The special effects are rubbish.
The fly with a little man's head on it, is cheesy, but this was made in 1958.
Vincent Price at his best.

The remake by David Cronenberg is more grisly, has much better special effects, but doesn't really do more than update it.


----------



## Starbeast (May 9, 2011)

It was a little slow, but it's still avery good sci-fi drama.

The sequels are good too, and the remakes (The Fly 1 & 2) were awesome.


----------



## Lemmy (May 9, 2011)

I think the failed experiments were in the last one (Curse of the fly). I like the Cronenberg-movies too, but I don't consider them remakes. They are too different from the originals.


----------



## HoopyFrood (May 9, 2011)

_Loooove_ this film. I've watched the Jeff Goldblum one a lot as a kid, but I hadn't seen this one until only recently. I like all the hiding away and glimpses under the blanket until finally, the reveal! Plus it's got Vincent Price, who is just a legend.


----------



## steve12553 (May 14, 2011)

Saw it on TV in the early sixties and really enjoyed it. Got a chance to read the short story it was based on many years ago but couldn't tell you anything about it now.


----------



## mr kite (May 14, 2011)

I saw this film as a kid and it scared me to death .

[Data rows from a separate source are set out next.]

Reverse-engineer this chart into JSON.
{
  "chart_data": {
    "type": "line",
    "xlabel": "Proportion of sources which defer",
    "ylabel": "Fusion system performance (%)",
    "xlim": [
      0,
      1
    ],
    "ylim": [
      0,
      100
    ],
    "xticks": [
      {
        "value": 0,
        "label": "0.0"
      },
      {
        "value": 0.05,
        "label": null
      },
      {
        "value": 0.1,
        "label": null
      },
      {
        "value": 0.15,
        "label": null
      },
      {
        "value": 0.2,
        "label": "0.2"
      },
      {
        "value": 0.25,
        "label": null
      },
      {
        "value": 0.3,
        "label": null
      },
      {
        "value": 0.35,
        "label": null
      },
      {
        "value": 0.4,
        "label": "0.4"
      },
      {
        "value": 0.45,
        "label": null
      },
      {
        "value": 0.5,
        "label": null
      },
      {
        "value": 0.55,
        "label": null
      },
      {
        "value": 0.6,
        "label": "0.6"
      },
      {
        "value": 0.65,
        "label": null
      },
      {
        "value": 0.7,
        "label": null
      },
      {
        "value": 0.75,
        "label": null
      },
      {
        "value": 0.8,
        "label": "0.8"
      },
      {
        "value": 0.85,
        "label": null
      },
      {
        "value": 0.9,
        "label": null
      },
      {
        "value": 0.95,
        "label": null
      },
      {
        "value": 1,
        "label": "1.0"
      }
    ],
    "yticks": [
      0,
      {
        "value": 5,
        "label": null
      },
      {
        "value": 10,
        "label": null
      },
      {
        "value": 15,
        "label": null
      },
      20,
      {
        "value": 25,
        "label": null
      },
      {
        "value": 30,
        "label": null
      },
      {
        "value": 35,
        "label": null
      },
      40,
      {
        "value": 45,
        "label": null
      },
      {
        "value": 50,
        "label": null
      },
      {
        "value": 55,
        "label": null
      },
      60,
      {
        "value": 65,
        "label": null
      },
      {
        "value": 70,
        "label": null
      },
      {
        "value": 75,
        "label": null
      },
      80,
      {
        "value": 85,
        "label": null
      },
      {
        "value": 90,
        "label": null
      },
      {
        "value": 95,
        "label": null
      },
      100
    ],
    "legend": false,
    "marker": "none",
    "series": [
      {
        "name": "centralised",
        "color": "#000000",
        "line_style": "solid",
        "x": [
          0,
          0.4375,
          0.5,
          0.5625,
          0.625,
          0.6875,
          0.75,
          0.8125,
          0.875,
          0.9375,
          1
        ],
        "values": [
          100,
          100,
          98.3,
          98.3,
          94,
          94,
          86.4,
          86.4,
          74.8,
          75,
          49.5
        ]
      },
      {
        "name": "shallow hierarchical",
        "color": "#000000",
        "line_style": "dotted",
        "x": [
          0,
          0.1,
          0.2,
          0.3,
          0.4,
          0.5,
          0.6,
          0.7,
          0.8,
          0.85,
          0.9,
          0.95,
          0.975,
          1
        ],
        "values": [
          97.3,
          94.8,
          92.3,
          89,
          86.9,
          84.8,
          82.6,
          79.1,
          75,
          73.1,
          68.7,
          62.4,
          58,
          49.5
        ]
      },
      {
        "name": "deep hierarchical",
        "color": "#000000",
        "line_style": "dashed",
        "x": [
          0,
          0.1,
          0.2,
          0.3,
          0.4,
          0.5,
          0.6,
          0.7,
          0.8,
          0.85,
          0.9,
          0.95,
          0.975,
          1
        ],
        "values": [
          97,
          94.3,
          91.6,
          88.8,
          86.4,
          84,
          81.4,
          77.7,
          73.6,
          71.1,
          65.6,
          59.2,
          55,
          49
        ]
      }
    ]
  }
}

Now it sits proudly in my DVD Collection 



*19*


----------



## Decker (Jun 21, 2011)

Well I hate to throw a wet blanket, but... I recently watched this again and found it utterly boring. I remember as a child being terrified, but for me it didn't hold up. The fly head reveal scene was still dramatic and in fact terrifying. And the idea was good, including the pathos. Guess I've been spoiled!


----------